Where were you born?

Gwynedd.  Northern part of Wales.

And you’re still there?

For the most part, I always have been.  I’m quite the homebody, unlike our Gio.

She narrowed her eyes and wrote,
Are you really a priest?

He chuckled quietly. 
Yes, you don’t have to be an old man, you know.  And my father was a priest.  And my grandfather.  And one of my sons became abbott of our community after I was gone.

She frowned. 
Kinda lax on that whole celibacy thing, huh?

Carwyn grinned. 
Not uncommon in the Welsh church.  And it was before Gregory.  (Look it up.) Many Welsh priests married.  Rome had a hard time conquering Wales.  Militarily and ecclesiastically. 
He winked as he finished the sentence.

So you were married?

He just nodded and smiled.  “Efa,” he whispered.

She paused for a moment. 
What happened to your wife?  Your children?

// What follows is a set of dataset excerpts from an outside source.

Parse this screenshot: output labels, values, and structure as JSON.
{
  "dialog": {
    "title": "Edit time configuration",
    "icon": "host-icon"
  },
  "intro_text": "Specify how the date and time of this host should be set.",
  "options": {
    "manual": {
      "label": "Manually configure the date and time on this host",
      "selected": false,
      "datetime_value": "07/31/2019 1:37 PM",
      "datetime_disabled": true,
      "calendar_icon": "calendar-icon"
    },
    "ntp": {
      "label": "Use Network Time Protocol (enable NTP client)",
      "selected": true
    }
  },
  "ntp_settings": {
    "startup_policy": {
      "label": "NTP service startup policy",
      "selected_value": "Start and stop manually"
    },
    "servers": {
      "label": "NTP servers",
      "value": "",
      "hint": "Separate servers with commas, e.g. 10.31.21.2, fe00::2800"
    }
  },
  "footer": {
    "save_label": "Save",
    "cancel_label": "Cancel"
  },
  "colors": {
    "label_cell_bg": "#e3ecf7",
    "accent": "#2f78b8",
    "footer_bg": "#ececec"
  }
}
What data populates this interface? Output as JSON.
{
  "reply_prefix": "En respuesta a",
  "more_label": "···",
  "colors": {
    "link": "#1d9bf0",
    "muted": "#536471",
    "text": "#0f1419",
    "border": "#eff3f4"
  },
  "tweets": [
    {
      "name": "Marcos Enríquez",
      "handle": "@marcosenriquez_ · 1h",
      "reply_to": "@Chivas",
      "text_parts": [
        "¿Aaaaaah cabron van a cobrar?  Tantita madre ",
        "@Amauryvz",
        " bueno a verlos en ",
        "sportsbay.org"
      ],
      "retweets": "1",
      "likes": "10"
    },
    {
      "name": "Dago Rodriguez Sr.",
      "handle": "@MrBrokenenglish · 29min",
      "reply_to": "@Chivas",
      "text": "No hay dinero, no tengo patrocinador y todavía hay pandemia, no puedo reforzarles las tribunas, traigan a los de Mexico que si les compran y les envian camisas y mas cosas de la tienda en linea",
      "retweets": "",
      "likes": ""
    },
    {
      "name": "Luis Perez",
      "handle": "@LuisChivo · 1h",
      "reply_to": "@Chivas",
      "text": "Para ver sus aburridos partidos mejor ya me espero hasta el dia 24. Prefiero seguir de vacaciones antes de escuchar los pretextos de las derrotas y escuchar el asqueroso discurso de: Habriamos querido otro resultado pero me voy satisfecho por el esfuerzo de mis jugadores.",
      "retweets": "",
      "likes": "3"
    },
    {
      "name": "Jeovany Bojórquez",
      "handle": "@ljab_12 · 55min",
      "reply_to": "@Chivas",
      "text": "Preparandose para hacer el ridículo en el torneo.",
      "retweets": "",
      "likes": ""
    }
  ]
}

Carwyn offered a wistful smile. 
My wife went to our God before I was turned.  She died quite young from a fever.  Our children were taken in by our community when I disappeared.  I went back years later.  Those that survived had good lives.

She looked at him, and for a moment, she could see the hundreds of years in his eyes, but they quickly lit again in joy.

There is a time for sorrow and a time for joy,
he wrote. 
I have a new family now.

Beatrice raised her eyebrows in question and he continued writing with a smile.

You’ll come to Wales someday and meet them.  I have eleven children.  Most of them have stayed fairly close to home.  We keep the British deer population under control.

She mouthed ‘wow,’ but only wrote,
So none of you bite people?

He grinned. 
Not usually.  Just if they smell really good, like you.  Joking.

She rolled her eyes. 
Never married again?  Do vampires even get married?  That seems kind of normal for the mystical undead creatures of the night.

Some do. 
He smiled.
 
It’s not uncommon.  One of my sons has been married for four hundred years now.  I haven’t ever wanted to again.

Her eyes bugged out
.  How do you stay married to someone for 400 years?

He frowned seriously before he wrote back. 
Separate vacations.

She couldn’t contain the small snort that escaped her.  She glanced up, and Dr. Scalia was still raptly studying the Pico letters, but Giovanni was glaring at her and Carwyn in annoyance.  She rolled her eyes and mouthed, ‘Get back to work.’

Giovanni smiled and shook his head a little.

She caught Carwyn watching them out of the corner of his eye.  He began to scribble on the notebook again.

He’s never married.

She paused for a moment and Carwyn continued writing.  He handed the notebook to her.

Don’t pretend you weren’t curious
.

She glared at him
.  I can’t even imagine Professor Frosty dating,
she wrote quickly and tossed the notebook at him.